Welcome to the Hellmouth

Jennifer Ouellette is coming to campus this week to give a talk about her book The Physics of the Buffyverse. Having never been a Buffy fan, and not seen more than snippets of a few episodes here and there, I figured I should at least watch a few representative episodes before the talk, just to have some context. Accordingly, I got the first two discs of Season 1 from Netflix, and asked a colleague who is known to be a huge fan for recommendations (he loaned me his Season Five DVD’s, and particularly recommended Episodes 5 and 12).

Kate and I watched the first two episodes last night. She didn’t like the horror aspect, and so won’t be watching more. My opinion is a little more complicated. An interesting thing about this is that it’s impossible to watch the early episodes without knowing that there are seven full seasons of the show out there. Absent that knowledge, I doubt I’d watch any more, but knowing that it had a long run, I’ll at least watch a couple of the Season Five episodes, just to see if it eventually works better.

More specific comments (with spoilers for people who haven’t seen the show) below the fold.

I actually watched the original movie, way back in the day (I can’t recall when or why, but I know we rented it at some point), so I’m familiar with the basic conceit, which has some potential. I liked the fact that the first episode of the show picks up after that, with Buffy already aware that she’s the Slayer, thus sparing us from a full-on origin story plot.

For those who don’t recall, the basic plot of the first two episodes is this: Buffy Summers arrives in the town of Sunnydale, having been kicked out of her previous school after burning down the gym in order to destroy a vampire infestation. She and her mother are determined to make a new start, and she settles into the standard teen process of making friends in a new school, etc. Unfortunately for her, Sunnydale turns out to be a mystical hotspot, and a large group of vampires living below the town are planning to bring about the end of the world.

The new school librarian turns out to be a Watcher, sent there to advise and keep an eye on Buffy, and she quickly befriends a couple of nerdy students, one of whom overhears her talking with Giles, the librarian, about vampire slaying. Her new friends are, of course, the first local teens grabbed by the vampires, and Buffy has to resume her Slayer role in order to save them and prevent the end of the world.

The basic premise allows for a good mix of humor and action, and there’s potential there. The problem is, it’s mostly just potential– the execution of these first two episodes just doesn’t really work that well for me.

First of all, everybody is much too cute. The actors playing Willow and Xander too obviously good-looking twenty-somethings trying to play high school outcasts, and they’re much too polished to be believable. The snappy dialogue is way too snappy, and hugely overdone.

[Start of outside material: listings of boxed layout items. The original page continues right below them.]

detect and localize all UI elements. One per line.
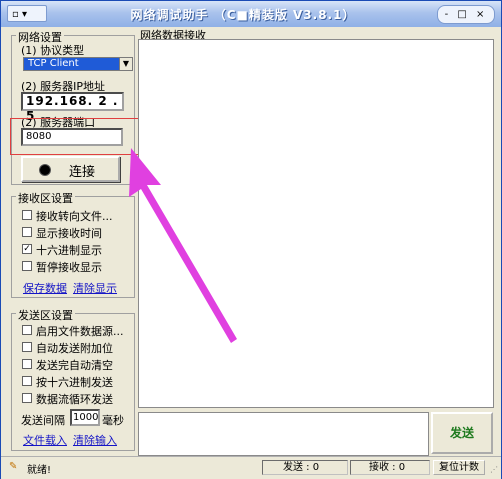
arrow-shape	[129, 148, 237, 343]
app-window: ▫ ▾ 网络调试助手 （C■精装版 V3.8.1） - □ × 网络设置 (1)…	[0, 0, 502, 479]
annotation-arrow	[129, 148, 237, 343]
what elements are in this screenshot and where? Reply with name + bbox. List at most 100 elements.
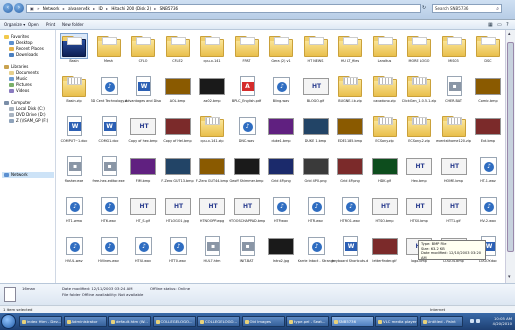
file-item[interactable]: HT HTOOSCHAPPAD.bmp — [229, 193, 265, 228]
network-tray-icon[interactable] — [470, 319, 474, 323]
file-item[interactable]: A BPLC_English.pdf — [229, 73, 265, 108]
file-item[interactable]: Grid 4P0.png — [298, 153, 334, 188]
file-item[interactable]: ECSony.zip — [367, 113, 403, 148]
scroll-up-icon[interactable]: ▴ — [508, 31, 511, 37]
file-item[interactable]: Comic.bmp — [470, 73, 505, 108]
file-item[interactable]: Ext.bmp — [470, 113, 505, 148]
vertical-scrollbar[interactable]: ▴ ▾ — [505, 30, 515, 283]
taskbar-button[interactable]: VLC media player — [375, 316, 418, 327]
file-item[interactable]: ▪ CHER.BAT — [436, 73, 472, 108]
file-item[interactable]: Basin.zip — [56, 73, 92, 108]
file-item[interactable]: Grid 4P.png — [332, 153, 368, 188]
taskbar-button[interactable]: SNB5736 — [330, 316, 374, 327]
file-item[interactable]: ▪ flasher.exe — [56, 153, 92, 188]
file-item[interactable]: ♪ HT-1.wav — [470, 153, 505, 188]
file-item[interactable]: HT Hex.bmp — [401, 153, 437, 188]
sidebar-item-downloads[interactable]: Downloads — [9, 52, 38, 58]
address-bar[interactable]: ▣ » Network ▸ alvaserv4k ▸ ID ▸ Hitachi … — [26, 4, 421, 13]
file-item[interactable]: MIS03 — [436, 33, 472, 68]
file-item[interactable]: HT Copy of hex.bmp — [125, 113, 161, 148]
taskbar-button[interactable]: Untitled - Paint — [419, 316, 463, 327]
file-item[interactable]: duke1.bmp — [263, 113, 299, 148]
file-item[interactable]: ♪ HT6.wav — [91, 193, 127, 228]
file-item[interactable]: ♪ HTIU.wav — [125, 233, 161, 268]
file-item[interactable]: W COMPUT~1.doc — [56, 113, 92, 148]
file-item[interactable]: F-Zero GUT44.bmp — [194, 153, 230, 188]
preview-pane-icon[interactable]: ▭ — [497, 22, 504, 28]
file-item[interactable]: Intro2.jpg — [263, 233, 299, 268]
file-item[interactable]: cacadono.zip — [367, 73, 403, 108]
taskbar-button[interactable]: type.pel - Seat... — [286, 316, 329, 327]
file-item[interactable]: ♪Karrie Intact - Stranger.wma — [298, 233, 334, 268]
file-item[interactable]: HT HTT1.gif — [436, 193, 472, 228]
file-item[interactable]: ax02.bmp — [194, 73, 230, 108]
file-item[interactable]: Geoff Shimmer.bmp — [229, 153, 265, 188]
breadcrumb-item[interactable]: SNB5736 — [160, 5, 178, 12]
file-item[interactable]: CFLO — [125, 33, 161, 68]
file-item[interactable]: CFLE2 — [160, 33, 196, 68]
file-item[interactable]: ♪ HV-2.wav — [470, 193, 505, 228]
file-item[interactable]: ♪ DNC.wav — [229, 113, 265, 148]
taskbar-button[interactable]: index Htm - Dev... — [19, 316, 62, 327]
breadcrumb-item[interactable]: alvaserv4k — [68, 5, 90, 12]
taskbar-button[interactable]: default.htm (W... — [108, 316, 151, 327]
file-item[interactable]: ▪ HUL7.htm — [194, 233, 230, 268]
file-item[interactable]: eventsthome120.zip — [436, 113, 472, 148]
print-button[interactable]: Print — [46, 22, 55, 28]
file-item[interactable]: ♪ HVlines.wav — [91, 233, 127, 268]
file-item[interactable]: HU LT_files — [332, 33, 368, 68]
file-item[interactable]: ♪ Bling.wav — [263, 73, 299, 108]
search-input[interactable]: Search SNB5736 ⌕ — [432, 4, 502, 13]
back-button-icon[interactable]: ‹ — [3, 3, 13, 13]
file-item[interactable]: ECSony.2.zip — [401, 113, 437, 148]
new-folder-button[interactable]: New folder — [62, 22, 84, 28]
help-icon[interactable]: ? — [506, 22, 513, 28]
taskbar-button[interactable]: COLLEGELOGO... — [152, 316, 196, 327]
file-item[interactable]: cpu-x-141 — [194, 33, 230, 68]
taskbar-button[interactable]: Old Images — [241, 316, 285, 327]
breadcrumb-item[interactable]: ID — [98, 5, 102, 12]
file-item[interactable]: MORE LOGO — [401, 33, 437, 68]
file-item[interactable]: Grid 4P.png — [263, 153, 299, 188]
file-item[interactable]: ▪ INIT.BAT — [229, 233, 265, 268]
file-item[interactable]: HT HTLOGO1.jpg — [160, 193, 196, 228]
file-item[interactable]: HT HTS0.bmp — [401, 193, 437, 228]
file-item[interactable]: HT NEWS — [298, 33, 334, 68]
forward-button-icon[interactable]: › — [14, 3, 24, 13]
file-item[interactable]: HT HOME.bmp — [436, 153, 472, 188]
file-item[interactable]: HT HT_S.gif — [125, 193, 161, 228]
file-item[interactable]: cpu-x-141.zip — [194, 113, 230, 148]
file-item[interactable]: F-Zero GUT13.bmp — [160, 153, 196, 188]
start-button[interactable] — [1, 314, 16, 329]
volume-tray-icon[interactable] — [476, 319, 480, 323]
file-item[interactable]: WAdvantages and Disadvantages of ethanol… — [125, 73, 161, 108]
file-item[interactable]: Laraltus — [367, 33, 403, 68]
file-item[interactable]: Mesh — [91, 33, 127, 68]
sidebar-network[interactable]: Network — [2, 172, 54, 178]
scrollbar-thumb[interactable] — [507, 42, 514, 252]
file-item[interactable]: ▪ free-hex-editor.exe — [91, 153, 127, 188]
file-item[interactable]: HT HTNOOPP.wpg — [194, 193, 230, 228]
file-item[interactable]: ♪ HTRO1.wav — [332, 193, 368, 228]
file-item[interactable]: ClickGen_1.0.5.1.zip — [401, 73, 437, 108]
views-icon[interactable]: ▦ — [488, 22, 495, 28]
taskbar-button[interactable]: COLLEGELOGO... — [197, 316, 240, 327]
file-item[interactable]: ♪ HT1.wma — [56, 193, 92, 228]
file-item[interactable]: FPAT — [229, 33, 265, 68]
file-item[interactable]: Wkeyboard Shortcuts.doc — [332, 233, 368, 268]
file-item[interactable]: ♪ HTT0.wav — [160, 233, 196, 268]
sidebar-item-network-drive[interactable]: Z (\\SAM_GP (F:) — [9, 118, 48, 124]
refresh-icon[interactable]: ↻ — [422, 5, 428, 11]
file-item[interactable]: HT HTSO.bmp — [367, 193, 403, 228]
sidebar-item-videos[interactable]: Videos — [9, 88, 29, 94]
organize-button[interactable]: Organize ▾ — [4, 22, 25, 28]
file-item[interactable]: DUKE 1.bmp — [298, 113, 334, 148]
breadcrumb-item[interactable]: Network — [43, 5, 60, 12]
file-item[interactable]: ♪3D Cent Technology.wma — [91, 73, 127, 108]
taskbar-button[interactable]: Administrator — [63, 316, 107, 327]
file-item[interactable]: ♪ HTR.wav — [298, 193, 334, 228]
file-item[interactable]: ♪ HVUL.wav — [56, 233, 92, 268]
file-item[interactable]: Copy of Hel.bmp — [160, 113, 196, 148]
clock[interactable]: 10:05 AM 4/20/2010 — [493, 316, 512, 326]
file-item[interactable]: letterfinder.gif — [367, 233, 403, 268]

The mundane teenage stuff is moderately excruciating. I hate, hate, hate the cliche where the New Kid arrives in town and is provisionally accepted into the popular clique, but turns them down to hang out with the mistreated nerds and losers, and the version presented here is particularly bad. The Cordelia character is over-the-top awful, the stuff with the principal is just stupid, and the bit where Buffy’s mother grounds her is completely pointless– it feels like a scene that was stuck in because they were contractually obligated to give Buffy’s mother a couple of lines of dialogue in every episode.

On the horror/action side, idiot plotting abounds. Buffy’s supernatural abilities seem to come and go as required by the plot– sometimes she has super strength, other times she doesn’t, sometimes she knows kung fu, and other times she stands perfectly still and allows the evil vampire to punch her in the face. Stakes used to kill vampires dissolve into dust with the body of the vampire, except when they need to have a stake lying around for somebody to pick up later. The Intrepid Heroes casually discuss the looming vampire menace in the middle of the day in the school library, even though the whole reason that Xander got involved is because he overheard Buffy and Giles talking in the library.

And, really, the less said about the villains the better. The actors playing the evil vampires make the stilted readings of some of the heroes look like the Royal Shakespeare Company, and the special effects are just this side of Doctor Who.

Were I watching this on tv, as the premiere of a new show, I would say “OK, thanks, I don’t need to re-arrange my schedule for this.” Knowing as I do that the show ran for seven seasons, and is loved by some really smart people, I’m somewhat inclined to cut it some slack, and guess that they hit their stride sometime later in the run. Accordingly, I’ll watch at least a few episodes from the Season Five DVD’s, since I have them here, and see if that makes me think it’s worth wading through the rest of Season One. This isn’t a terribly promising beginning, though.